In 1916, Menin Road was the route that Allied troops took from Ypres to the front line.
Today, the front line is gone but the road still exists (Menenstraat) and if you leave Ypres from the Menin Gate, it’s a quick 10-minute walk to the cemetery. This is one of the few wartime burial grounds that remained in Allied hands throughout the entire war.
Earlier in the war, across the street was the Menin Road North Cemetery. Parts of the North graveyard were destroyed by artillery and after the war, the North and South Cemeteries were consolidated into one.
Frank Harold Hirtle (#478799) was born on November 9th, 1894. He attested in Halifax to the Royal Canadian Regiment (the RCRs) on October 31, 1914, and is listed as being 5’3 and a half inches, 123 lbs, with brown hair, brown eyes, a scar on his left thigh, and scars on his knees. He was KIA on August 17, 1916.
There are no surprises in Frank’s records other than numerous transcription mistakes; his records are mixed with another soldier (Frank Leopold Hirtle), he is listed in burial records as Frank Thirtle, and his military records list death in France even though the RCRs were active at Zillebeke (Belgium) that day.
Two people from the RCRs died on August 17, 1916: Frank and Pte. Wilfred Le Page. Their death records say that Frank died in the trenches at Sanctuary Wood and Wilfred died in the trenches at Zillebeke. I suspect the two may have been in the same place (Sanctuary Wood is in Zillebeke); that they died together. Records support that they were buried together. Ironically, both had scars on their left legs.
The RCR war diaries for that day state,
“Rain during the day making the waking very difficult. Enemy Artillery kept up a heavy shelling of our front line all day today but stopped at dusk. Night was quite quiet. Raiding party of Lieut. BOLE and 16 O.R. [Other Ranks] with support party under Lieut. CHURCHILL. See O.O. 25. Attached.”
O.O. 25. states that the only activity from the RCRs was a raiding party at Zillebeke. The intelligence report after states:
“At 3 a.m. the tube was fired successfully and a raiding party under Lieut. BOLE left our sap and attempted to rush enemy trench by means of the gap created in the wire. When the leading men got through the wire they were caught by enemy machine gun fire and bombs and every member of the raiding party except Lieut. BOLE was either wounded or killed.”
The same report states that Bole got all the wounded out of the trenches that night; and, the casualties were high:
“Our casualties were:- 1 killed and 15 wounded, two or three of whom I regret to say will probably die.”

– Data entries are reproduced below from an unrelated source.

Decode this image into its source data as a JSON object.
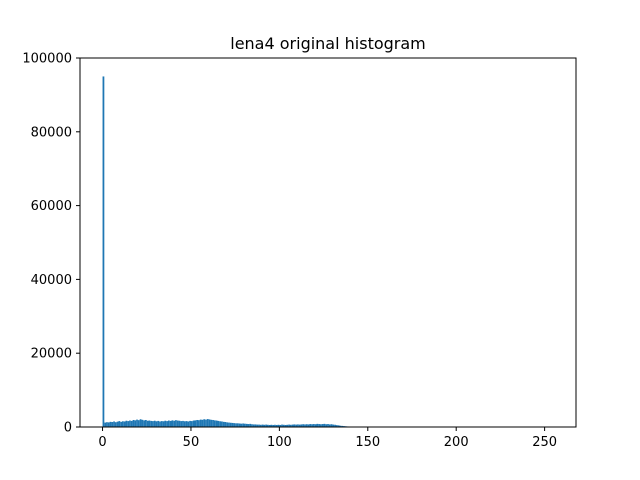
{
  "chart_data": {
    "type": "bar",
    "title": "lena4 original histogram",
    "xlabel": "",
    "ylabel": "",
    "xlim": [
      -12.75,
      267.75
    ],
    "ylim": [
      0,
      100000
    ],
    "x_ticks": [
      0,
      50,
      100,
      150,
      200,
      250
    ],
    "y_ticks": [
      0,
      20000,
      40000,
      60000,
      80000,
      100000
    ],
    "x_tick_labels": [
      "0",
      "50",
      "100",
      "150",
      "200",
      "250"
    ],
    "y_tick_labels": [
      "0",
      "20000",
      "40000",
      "60000",
      "80000",
      "100000"
    ],
    "grid": false,
    "bar_color": "#1f77b4",
    "bin_width": 1,
    "bins": [
      [
        0,
        95000
      ],
      [
        1,
        1200
      ],
      [
        2,
        1300
      ],
      [
        3,
        1250
      ],
      [
        4,
        1400
      ],
      [
        5,
        1350
      ],
      [
        6,
        1500
      ],
      [
        7,
        1300
      ],
      [
        8,
        1450
      ],
      [
        9,
        1600
      ],
      [
        10,
        1400
      ],
      [
        11,
        1550
      ],
      [
        12,
        1500
      ],
      [
        13,
        1700
      ],
      [
        14,
        1600
      ],
      [
        15,
        1750
      ],
      [
        16,
        1650
      ],
      [
        17,
        1900
      ],
      [
        18,
        1800
      ],
      [
        19,
        2000
      ],
      [
        20,
        1850
      ],
      [
        21,
        2100
      ],
      [
        22,
        1950
      ],
      [
        23,
        1800
      ],
      [
        24,
        1900
      ],
      [
        25,
        1700
      ],
      [
        26,
        1750
      ],
      [
        27,
        1650
      ],
      [
        28,
        1600
      ],
      [
        29,
        1700
      ],
      [
        30,
        1550
      ],
      [
        31,
        1650
      ],
      [
        32,
        1500
      ],
      [
        33,
        1600
      ],
      [
        34,
        1550
      ],
      [
        35,
        1700
      ],
      [
        36,
        1600
      ],
      [
        37,
        1750
      ],
      [
        38,
        1650
      ],
      [
        39,
        1800
      ],
      [
        40,
        1700
      ],
      [
        41,
        1850
      ],
      [
        42,
        1750
      ],
      [
        43,
        1700
      ],
      [
        44,
        1600
      ],
      [
        45,
        1650
      ],
      [
        46,
        1550
      ],
      [
        47,
        1600
      ],
      [
        48,
        1500
      ],
      [
        49,
        1650
      ],
      [
        50,
        1600
      ],
      [
        51,
        1750
      ],
      [
        52,
        1800
      ],
      [
        53,
        1900
      ],
      [
        54,
        1850
      ],
      [
        55,
        2000
      ],
      [
        56,
        1950
      ],
      [
        57,
        2100
      ],
      [
        58,
        2000
      ],
      [
        59,
        2150
      ],
      [
        60,
        2050
      ],
      [
        61,
        1950
      ],
      [
        62,
        1900
      ],
      [
        63,
        1800
      ],
      [
        64,
        1750
      ],
      [
        65,
        1650
      ],
      [
        66,
        1550
      ],
      [
        67,
        1500
      ],
      [
        68,
        1400
      ],
      [
        69,
        1350
      ],
      [
        70,
        1250
      ],
      [
        71,
        1200
      ],
      [
        72,
        1150
      ],
      [
        73,
        1100
      ],
      [
        74,
        1050
      ],
      [
        75,
        1000
      ],
      [
        76,
        1000
      ],
      [
        77,
        950
      ],
      [
        78,
        900
      ],
      [
        79,
        950
      ],
      [
        80,
        900
      ],
      [
        81,
        850
      ],
      [
        82,
        800
      ],
      [
        83,
        850
      ],
      [
        84,
        750
      ],
      [
        85,
        700
      ],
      [
        86,
        700
      ],
      [
        87,
        650
      ],
      [
        88,
        650
      ],
      [
        89,
        600
      ],
      [
        90,
        650
      ],
      [
        91,
        600
      ],
      [
        92,
        650
      ],
      [
        93,
        600
      ],
      [
        94,
        550
      ],
      [
        95,
        600
      ],
      [
        96,
        550
      ],
      [
        97,
        600
      ],
      [
        98,
        550
      ],
      [
        99,
        600
      ],
      [
        100,
        550
      ],
      [
        101,
        650
      ],
      [
        102,
        600
      ],
      [
        103,
        550
      ],
      [
        104,
        600
      ],
      [
        105,
        650
      ],
      [
        106,
        600
      ],
      [
        107,
        650
      ],
      [
        108,
        700
      ],
      [
        109,
        650
      ],
      [
        110,
        700
      ],
      [
        111,
        650
      ],
      [
        112,
        700
      ],
      [
        113,
        750
      ],
      [
        114,
        700
      ],
      [
        115,
        750
      ],
      [
        116,
        700
      ],
      [
        117,
        800
      ],
      [
        118,
        750
      ],
      [
        119,
        800
      ],
      [
        120,
        750
      ],
      [
        121,
        850
      ],
      [
        122,
        800
      ],
      [
        123,
        750
      ],
      [
        124,
        800
      ],
      [
        125,
        850
      ],
      [
        126,
        750
      ],
      [
        127,
        800
      ],
      [
        128,
        700
      ],
      [
        129,
        750
      ],
      [
        130,
        650
      ],
      [
        131,
        600
      ],
      [
        132,
        500
      ],
      [
        133,
        450
      ],
      [
        134,
        350
      ],
      [
        135,
        300
      ],
      [
        136,
        250
      ],
      [
        137,
        200
      ],
      [
        138,
        150
      ],
      [
        139,
        100
      ],
      [
        140,
        80
      ],
      [
        141,
        60
      ],
      [
        142,
        40
      ],
      [
        143,
        30
      ],
      [
        144,
        20
      ],
      [
        145,
        15
      ],
      [
        146,
        10
      ],
      [
        147,
        8
      ],
      [
        148,
        5
      ],
      [
        149,
        3
      ],
      [
        150,
        2
      ]
    ]
  }
}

Because soldiers who go out on raiding parties don’t carry identification… and because the raid was in the enemy trench, I suspect that both Frank and Wilfred were wounded, carried out of the trench, and later died of their wounds. Their identity and burial location are known so they weren’t left behind. Also, the Menin Road South Cemetery was primarily used by Field Ambulances.